Some time ago the author of a website because robots.txt file errors were written several characters, resulting in the site is not included. At that time feel very wrong, check to check to go also did not check out what the problem, later login googlehttp://www.aliyun.com/zixun/aggregation/8984.html "> Webmaster Center Diagnostic site to see the robots file organization of any search engine spider access only to find problems, after rehabilitation, included normal.

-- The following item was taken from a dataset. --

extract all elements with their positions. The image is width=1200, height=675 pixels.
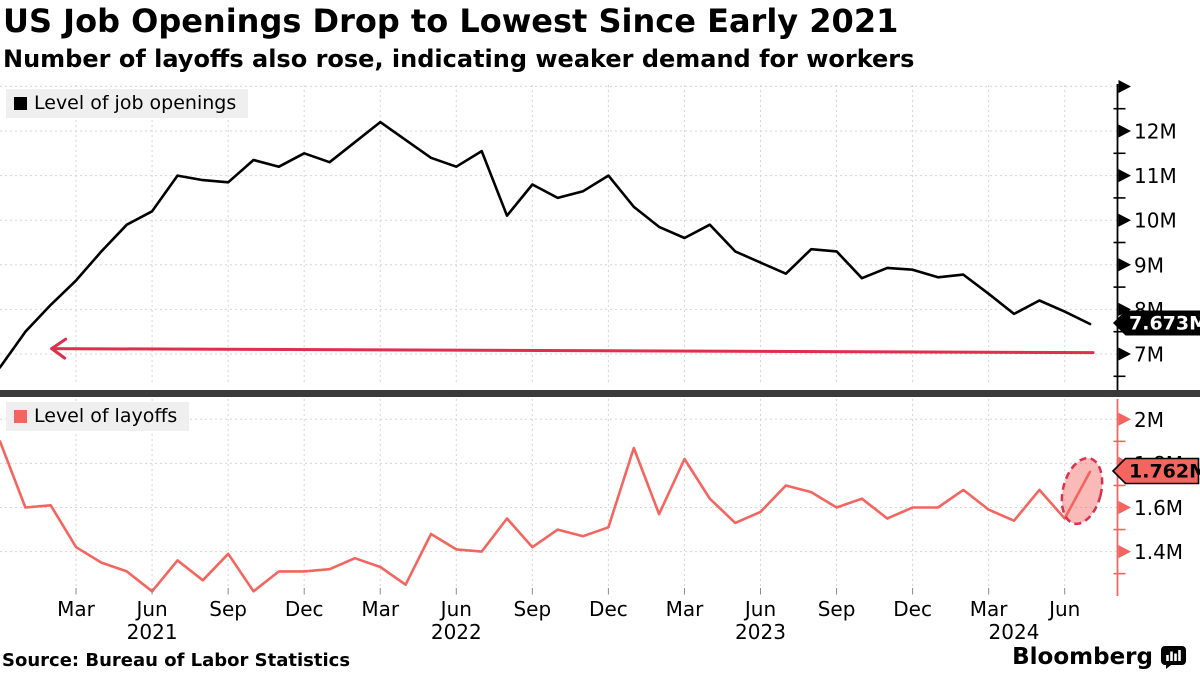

Some time ago the author of a website because robots.txt file errors were written several characters, resulting in the site is not included. At that time feel very wrong, check to check go also did not check what the problem, and then log in to Google Webmaster Center diagnostic site only to see the robots file organization any search engine spider access only to find problems, after rehabilitation, included normal.
Robots.txt is the first file to view when visiting a Web site in a search engine. The Robots.txt file tells the spider what files can be viewed on the server. When a search spider accesses a site, it first checks to see if there is a robots.txt in the root directory of the site, and if so, the search robot will determine the scope of the access according to the contents of the file; If the file does not exist, all search spiders will be able to access all pages that are not password protected on the site.

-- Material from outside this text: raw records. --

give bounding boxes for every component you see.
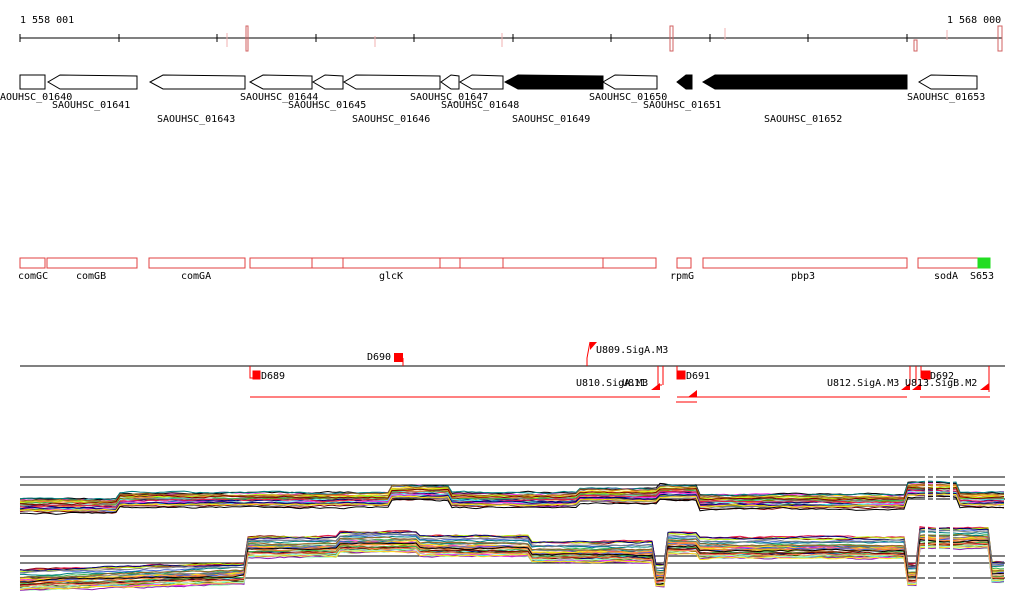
gene-SAOUHSC_01652[interactable] — [702, 74, 908, 90]
operon-label: S653 — [970, 271, 994, 282]
expression-trace — [19, 480, 1005, 501]
operon-label: comGA — [181, 271, 211, 282]
expression-trace — [19, 527, 1005, 573]
feature-labels: D690 U809.SigA.M3 D689 D691 U810.SigA.M3… — [261, 345, 977, 389]
operon-box[interactable] — [19, 257, 46, 269]
gene-SAOUHSC_01644[interactable] — [248, 74, 313, 90]
operon-labels: comGC comGB comGA glcK rpmG pbp3 sodA S6… — [18, 271, 994, 282]
operon-box[interactable] — [676, 257, 692, 269]
gene-SAOUHSC_01651[interactable] — [676, 74, 693, 90]
feature-label: U813.SigB.M2 — [905, 378, 977, 389]
expression-trace — [19, 495, 1005, 515]
feature-D692[interactable] — [921, 370, 931, 380]
operon-box-green[interactable] — [977, 257, 991, 269]
gene-label: SAOUHSC_01650 — [589, 92, 667, 103]
expression-trace — [19, 534, 1005, 579]
operon-label: rpmG — [670, 271, 694, 282]
operon-label: pbp3 — [791, 271, 815, 282]
gene-label: SAOUHSC_01652 — [764, 114, 842, 125]
feature-label: U811 — [622, 378, 646, 389]
coordinate-ruler: 1 558 001 1 568 000 — [19, 15, 1003, 52]
expression-trace — [19, 486, 1005, 506]
operon-box[interactable] — [917, 257, 979, 269]
feature-label: D692 — [930, 371, 954, 382]
feature-label: D691 — [686, 371, 710, 382]
gene-SAOUHSC_01640[interactable] — [19, 74, 46, 90]
gene-SAOUHSC_01646[interactable] — [343, 74, 441, 90]
gene-label: SAOUHSC_01648 — [441, 100, 519, 111]
operon-label: comGC — [18, 271, 48, 282]
expression-trace — [20, 538, 1005, 583]
expression-track-upper — [19, 475, 1005, 517]
gene-label: SAOUHSC_01649 — [512, 114, 590, 125]
expression-trace — [19, 481, 1005, 501]
expression-track-lower — [19, 520, 1005, 591]
expression-trace — [19, 542, 1005, 586]
gene-label: SAOUHSC_01651 — [643, 100, 721, 111]
feature-D691[interactable] — [676, 370, 686, 380]
gene-SAOUHSC_01648[interactable] — [459, 74, 504, 90]
operon-label: comGB — [76, 271, 106, 282]
operon-label: glcK — [379, 271, 403, 282]
gene-SAOUHSC_01641[interactable] — [47, 74, 138, 90]
expression-trace — [19, 542, 1005, 587]
operon-box[interactable] — [249, 257, 657, 269]
feature-label: D689 — [261, 371, 285, 382]
operon-box[interactable] — [46, 257, 138, 269]
gene-label: SAOUHSC_01645 — [288, 100, 366, 111]
gene-SAOUHSC_01650[interactable] — [602, 74, 658, 90]
feature-label: U809.SigA.M3 — [596, 345, 668, 356]
feature-label: D690 — [367, 352, 391, 363]
gene-SAOUHSC_01649[interactable] — [503, 74, 604, 90]
expression-trace — [19, 546, 1005, 590]
feature-D690[interactable] — [394, 353, 403, 362]
gene-SAOUHSC_01647[interactable] — [440, 74, 460, 90]
gene-SAOUHSC_01643[interactable] — [148, 74, 246, 90]
operon-box[interactable] — [148, 257, 246, 269]
expression-trace — [19, 493, 1005, 512]
gene-label: SAOUHSC_01644 — [240, 92, 318, 103]
gene-labels: AOUHSC_01640 SAOUHSC_01641 SAOUHSC_01643… — [0, 92, 985, 125]
expression-trace — [19, 529, 1005, 574]
gene-label: SAOUHSC_01641 — [52, 100, 130, 111]
feature-U809[interactable] — [586, 341, 591, 366]
gene-label: AOUHSC_01640 — [0, 92, 72, 103]
gene-SAOUHSC_01645[interactable] — [312, 74, 344, 90]
gene-label: SAOUHSC_01647 — [410, 92, 488, 103]
operon-label: sodA — [934, 271, 958, 282]
expression-trace — [19, 534, 1005, 579]
operon-box[interactable] — [702, 257, 908, 269]
gene-label: SAOUHSC_01653 — [907, 92, 985, 103]
start-coordinate: 1 558 001 — [20, 15, 74, 26]
gene-label: SAOUHSC_01646 — [352, 114, 430, 125]
gene-label: SAOUHSC_01643 — [157, 114, 235, 125]
gene-SAOUHSC_01653[interactable] — [918, 74, 978, 90]
feature-label: U810.SigA.M3 — [576, 378, 648, 389]
feature-track — [20, 341, 1005, 403]
expression-trace — [19, 527, 1005, 572]
expression-trace — [20, 531, 1005, 576]
feature-label: U812.SigA.M3 — [827, 378, 899, 389]
gene-track — [19, 74, 978, 90]
operon-track — [19, 257, 991, 269]
end-coordinate: 1 568 000 — [947, 15, 1001, 26]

How much do you know about the robots.txt file? Compare the following example:
1, prohibit all search engines to visit any part of the site, that is, prohibit any search engine included in your site.
User: *
Disallow:/
2. It is common usage to allow all search engines to access any part of your site.
User: *
Disallow:
Or
User: *
Allow:/
3, only prohibit a certain search engine to visit your website. Baidu is Baiduspider Google is Googlebot
User-agent:baiduspider
Disallow:/
Or
User-agent:googlebot
Disallow:/
4. Only allow a certain search engine to visit your website. Also Baidu is Baiduspider Google is Googlebot
User-agent:baiduspider
Disallow:
Or
User-agent:googlebot
Disallow:
5, if your site a directory does not want to be included in the search engine, written as follows:
User: *
Disallow:/directory name 1/
Disallow:/directory Name 2/
Disallow:/directory name 3/
Note: cannot be written as disallow:/directory name 1//directory name 2/in this form, each directory to separate one line special description.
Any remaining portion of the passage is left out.